South Australia’s treasurer Stephen Mullighan was also not alarmed.

“What you’re seeing from (premier) Chris Minns and NSW is a last-ditch attempt to start filling some skills gaps that have grown into yawning chasms in the last three years,” he told ABC Adelaide.

He also questioned why workers would uproot their families when the median housing cost in regional NSW exceeded that in Adelaide.

“I am not panicking in the face of Chris Minns offering $20,000 in relocation costs to move to a higher-cost, lower-lifestyle place somewhere in regional NSW for workers who quite frankly have a much better place to live here in South Australia,” Mullighan said.

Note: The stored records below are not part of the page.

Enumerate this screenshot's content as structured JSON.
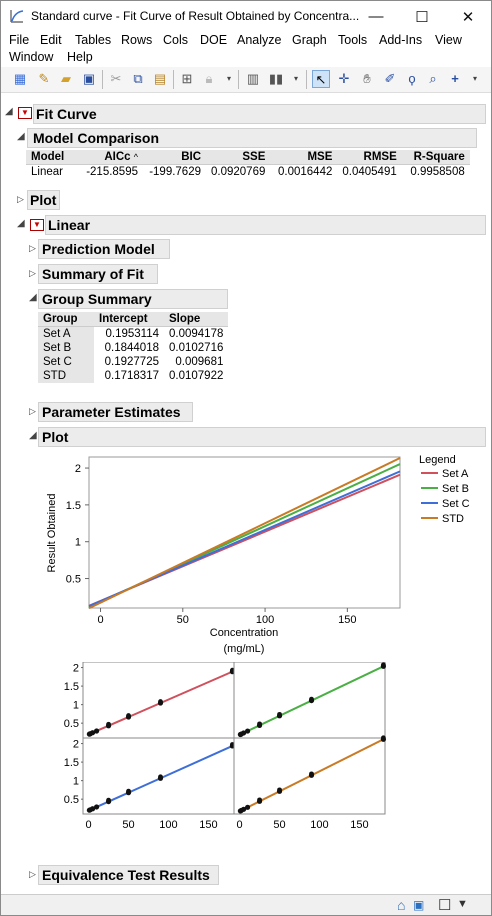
{
  "window": {
    "title": "Standard curve - Fit Curve of Result Obtained by Concentra...",
    "minimize": "—",
    "maximize": "☐",
    "close": "✕"
  },
  "menu": [
    "File",
    "Edit",
    "Tables",
    "Rows",
    "Cols",
    "DOE",
    "Analyze",
    "Graph",
    "Tools",
    "Add-Ins",
    "View",
    "Window",
    "Help"
  ],
  "report": {
    "fit_curve": "Fit Curve",
    "model_comparison": {
      "title": "Model Comparison",
      "headers": [
        "Model",
        "AICc",
        "BIC",
        "SSE",
        "MSE",
        "RMSE",
        "R-Square"
      ],
      "sort_marker": "^",
      "row": [
        "Linear",
        "-215.8595",
        "-199.7629",
        "0.0920769",
        "0.0016442",
        "0.0405491",
        "0.9958508"
      ]
    },
    "plot_top": "Plot",
    "linear": "Linear",
    "prediction_model": "Prediction Model",
    "summary_of_fit": "Summary of Fit",
    "group_summary": {
      "title": "Group Summary",
      "headers": [
        "Group",
        "Intercept",
        "Slope"
      ],
      "rows": [
        [
          "Set A",
          "0.1953114",
          "0.0094178"
        ],
        [
          "Set B",
          "0.1844018",
          "0.0102716"
        ],
        [
          "Set C",
          "0.1927725",
          "0.009681"
        ],
        [
          "STD",
          "0.1718317",
          "0.0107922"
        ]
      ]
    },
    "parameter_estimates": "Parameter Estimates",
    "plot": "Plot",
    "equivalence": "Equivalence Test Results"
  },
  "chart_data": [
    {
      "type": "line",
      "ylabel": "Result Obtained",
      "xlabel": "Concentration (mg/mL)",
      "xlabel_lines": [
        "Concentration",
        "(mg/mL)"
      ],
      "xlim": [
        -7,
        182
      ],
      "ylim": [
        0.1,
        2.15
      ],
      "xticks": [
        0,
        50,
        100,
        150
      ],
      "yticks": [
        0.5,
        1,
        1.5,
        2
      ],
      "legend_title": "Legend",
      "legend_position": "right",
      "series": [
        {
          "name": "Set A",
          "intercept": 0.1953114,
          "slope": 0.0094178,
          "color": "#d0505c"
        },
        {
          "name": "Set B",
          "intercept": 0.1844018,
          "slope": 0.0102716,
          "color": "#4aaf44"
        },
        {
          "name": "Set C",
          "intercept": 0.1927725,
          "slope": 0.009681,
          "color": "#3e6ed8"
        },
        {
          "name": "STD",
          "intercept": 0.1718317,
          "slope": 0.0107922,
          "color": "#c87a24"
        }
      ]
    },
    {
      "type": "scatter",
      "panels": [
        "Set A",
        "Set B",
        "Set C",
        "STD"
      ],
      "xticks": [
        0,
        50,
        100,
        150
      ],
      "yticks": [
        0.5,
        1,
        1.5,
        2
      ],
      "points_x": [
        1,
        2,
        5,
        10,
        25,
        50,
        90,
        180
      ],
      "xlim": [
        -7,
        182
      ],
      "ylim": [
        0.1,
        2.15
      ]
    }
  ],
  "status": {
    "home": "⌂",
    "icon2": "▣",
    "check": "☐",
    "dropdown": "▼"
  }
}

About 55 per cent of NSW teacher vacancies are in the regions, but Minns expects recent pay rises that made the state’s teachers the nation’s best-paid will soon turn the tide.

While the campaign was currently focused on South Australia, he warned the state was open to competing for essential workers in Victoria and Queensland.

“For the past decade, other states have been poaching our best and brightest to work in their institutions,” Minns said.

“If there are good people that are considering relocating, coming and working in the NSW public service, we’d love to have them.”

He also admitted that he failed to give his fellow Labor premier and occasional running buddy, South Australia’s Peter Malinauskas, a warning about Wednesday’s launch.

“He can read about it in the newspapers or watch our ads on TV,” Minns said.

Union leader and former principal Jennie-Marie Gorman said the states needed to move beyond short-term incentives and interstate poaching amid a national teacher shortage.

“I’m concerned that a lot of band-aid solutions are being found and we really need to find something that’s a big-picture solution,” the Australian Education Union SA branch president told AAP.

Gorman said it was critical to improve pay and conditions across the board, properly fund public schools and focus on enticing more young people to take up what was a rewarding vocation.

“This is a national crisis — it really needs to be solved on the national level,” she said.